31ª DOMENICA DEL TEMPO ORDINARIO

Il primo comandamento è l’amore

RICHIESTA DI PERDONO

  • Signore Gesù, che ci chiedi di amarti sopra ogni cosa, abbi pietà di noi.
  • Cristo, che ci hai amati fino alla morte e alla morte di croce, abbi pietà di noi.
  • Signore, il tuo amore grande ci spinga ad amare i nostri fratelli, abbi pietà di noi.

PREGHIERA UNIVERSALE

Celebrante. Fratelli e sorelle carissimi, amare Dio e amare i nostri fratelli è il motore della nostra vita e la fonte della nostra gioia. Ci rivolgiamo insieme al Signore perché l’amore scaldi sempre la nostra vita.
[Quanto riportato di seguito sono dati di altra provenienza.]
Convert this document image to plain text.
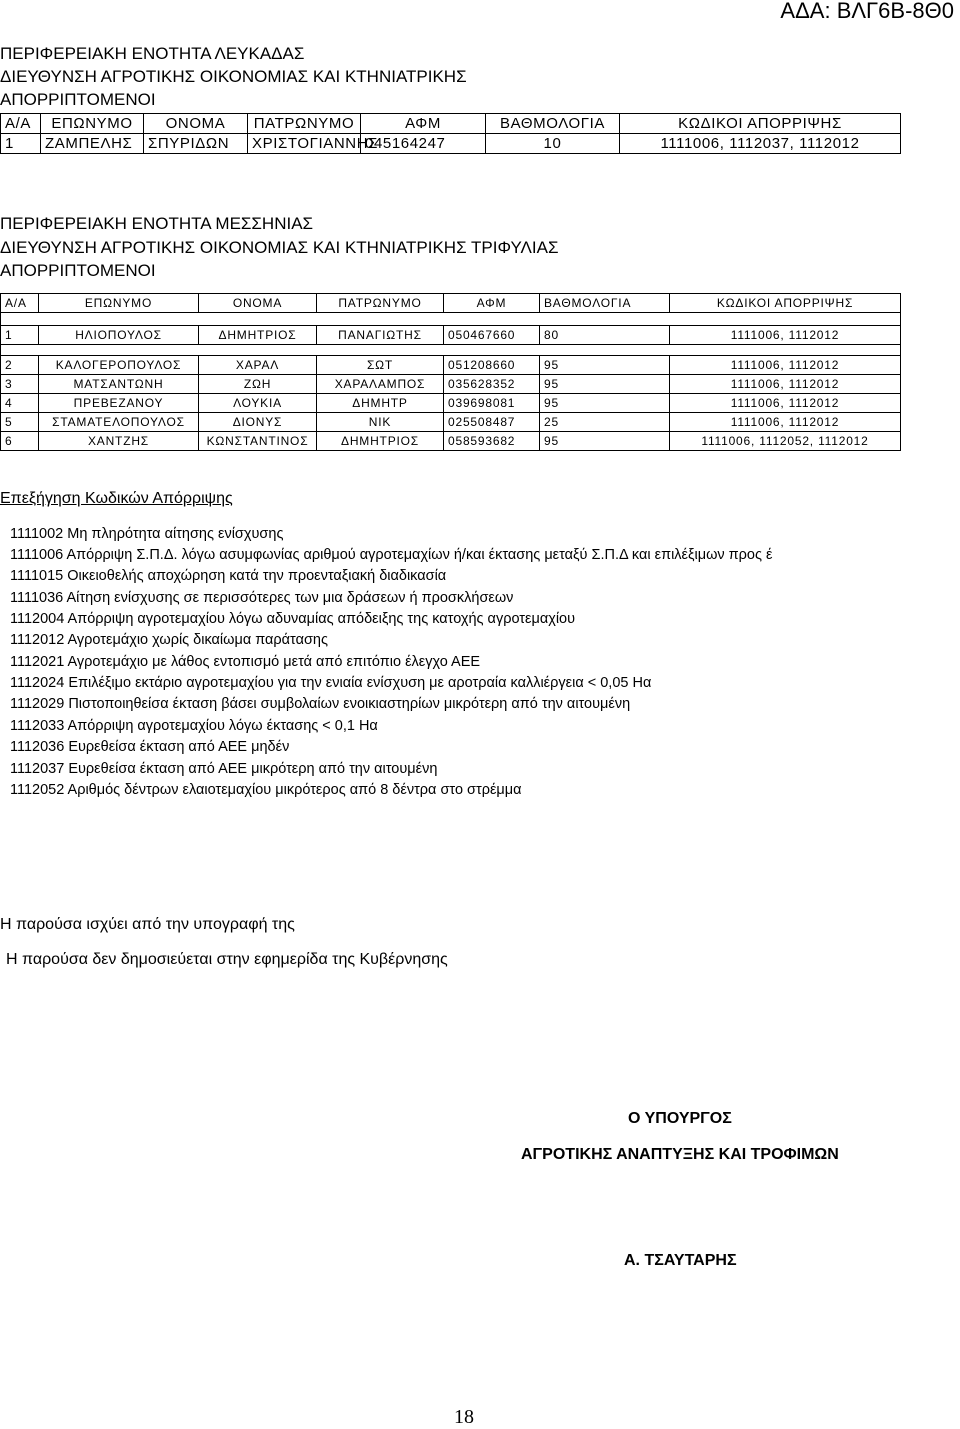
ΑΔΑ: ΒΛΓ6Β-8Θ0
ΠΕΡΙΦΕΡΕΙΑΚΗ ΕΝΟΤΗΤΑ ΛΕΥΚΑΔΑΣ
ΔΙΕΥΘΥΝΣΗ ΑΓΡΟΤΙΚΗΣ ΟΙΚΟΝΟΜΙΑΣ ΚΑΙ ΚΤΗΝΙΑΤΡΙΚΗΣ
ΑΠΟΡΡΙΠΤΟΜΕΝΟΙ
Α/Α	ΕΠΩΝΥΜΟ	ΟΝΟΜΑ	ΠΑΤΡΩΝΥΜΟ	ΑΦΜ	ΒΑΘΜΟΛΟΓΙΑ	ΚΩΔΙΚΟΙ ΑΠΟΡΡΙΨΗΣ
1	ΖΑΜΠΕΛΗΣ	ΣΠΥΡΙΔΩΝ	ΧΡΙΣΤΟΓΙΑΝΝΗΣ	045164247	10	1111006, 1112037, 1112012
ΠΕΡΙΦΕΡΕΙΑΚΗ ΕΝΟΤΗΤΑ ΜΕΣΣΗΝΙΑΣ
ΔΙΕΥΘΥΝΣΗ ΑΓΡΟΤΙΚΗΣ ΟΙΚΟΝΟΜΙΑΣ ΚΑΙ ΚΤΗΝΙΑΤΡΙΚΗΣ ΤΡΙΦΥΛΙΑΣ
ΑΠΟΡΡΙΠΤΟΜΕΝΟΙ
Α/Α	ΕΠΩΝΥΜΟ	ΟΝΟΜΑ	ΠΑΤΡΩΝΥΜΟ	ΑΦΜ	ΒΑΘΜΟΛΟΓΙΑ	ΚΩΔΙΚΟΙ ΑΠΟΡΡΙΨΗΣ

1	ΗΛΙΟΠΟΥΛΟΣ	ΔΗΜΗΤΡΙΟΣ	ΠΑΝΑΓΙΩΤΗΣ	050467660	80	1111006, 1112012

2	ΚΑΛΟΓΕΡΟΠΟΥΛΟΣ	ΧΑΡΑΛ	ΣΩΤ	051208660	95	1111006, 1112012
3	ΜΑΤΣΑΝΤΩΝΗ	ΖΩΗ	ΧΑΡΑΛΑΜΠΟΣ	035628352	95	1111006, 1112012
4	ΠΡΕΒΕΖΑΝΟΥ	ΛΟΥΚΙΑ	ΔΗΜΗΤΡ	039698081	95	1111006, 1112012
5	ΣΤΑΜΑΤΕΛΟΠΟΥΛΟΣ	ΔΙΟΝΥΣ	ΝΙΚ	025508487	25	1111006, 1112012
6	ΧΑΝΤΖΗΣ	ΚΩΝΣΤΑΝΤΙΝΟΣ	ΔΗΜΗΤΡΙΟΣ	058593682	95	1111006, 1112052, 1112012
Επεξήγηση Κωδικών Απόρριψης
1111002 Μη πληρότητα αίτησης ενίσχυσης
1111006 Απόρριψη Σ.Π.Δ. λόγω ασυμφωνίας αριθμού αγροτεμαχίων ή/και έκτασης μεταξύ Σ.Π.Δ και επιλέξιμων προς έ
1111015 Οικειοθελής αποχώρηση κατά την προενταξιακή διαδικασία
1111036 Αίτηση ενίσχυσης σε περισσότερες των μια δράσεων ή προσκλήσεων
1112004 Απόρριψη αγροτεμαχίου λόγω αδυναμίας απόδειξης της κατοχής αγροτεμαχίου
1112012 Αγροτεμάχιο χωρίς δικαίωμα παράτασης
1112021 Αγροτεμάχιο με λάθος εντοπισμό μετά από επιτόπιο έλεγχο ΑΕΕ
1112024 Επιλέξιμο εκτάριο αγροτεμαχίου για την ενιαία ενίσχυση με αροτραία καλλιέργεια < 0,05 Ηα
1112029 Πιστοποιηθείσα έκταση βάσει συμβολαίων ενοικιαστηρίων μικρότερη από την αιτουμένη
1112033 Απόρριψη αγροτεμαχίου λόγω έκτασης < 0,1 Ηα
1112036 Ευρεθείσα έκταση από ΑΕΕ μηδέν
1112037 Ευρεθείσα έκταση από ΑΕΕ μικρότερη από την αιτουμένη
1112052 Αριθμός δέντρων ελαιοτεμαχίου μικρότερος από 8 δέντρα στο στρέμμα
Η παρούσα ισχύει από την υπογραφή της
Η παρούσα δεν δημοσιεύεται στην εφημερίδα της Κυβέρνησης
Ο ΥΠΟΥΡΓΟΣ
ΑΓΡΟΤΙΚΗΣ ΑΝΑΠΤΥΞΗΣ ΚΑΙ ΤΡΟΦΙΜΩΝ
Α. ΤΣΑΥΤΑΡΗΣ
18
Preghiamo insieme e diciamo:

Insegnaci ad amare, Signore.

  • Per la Chiesa e coloro che sono responsabili delle nostre comunità, affinché siano testimoni credibili dell’amore che li anima, preghiamo.
  • Per i governanti e per chi è responsabile dei servizi sociali, perché dimostrino sempre una viva sensibilità nel soccorrere quanti sono svantaggiati e in difficoltà, preghiamo.
  • Per la nostra comunità, perché la legge dell’amore sia la nostra regola di vita e impariamo ad amarci e a servirci con generosità, preghiamo.
  • Per ciascuno di noi, affinché diventiamo testimoni di amore in famiglia, nella parrocchia e nei nostri quotidiani ambienti vita e di lavoro, preghiamo.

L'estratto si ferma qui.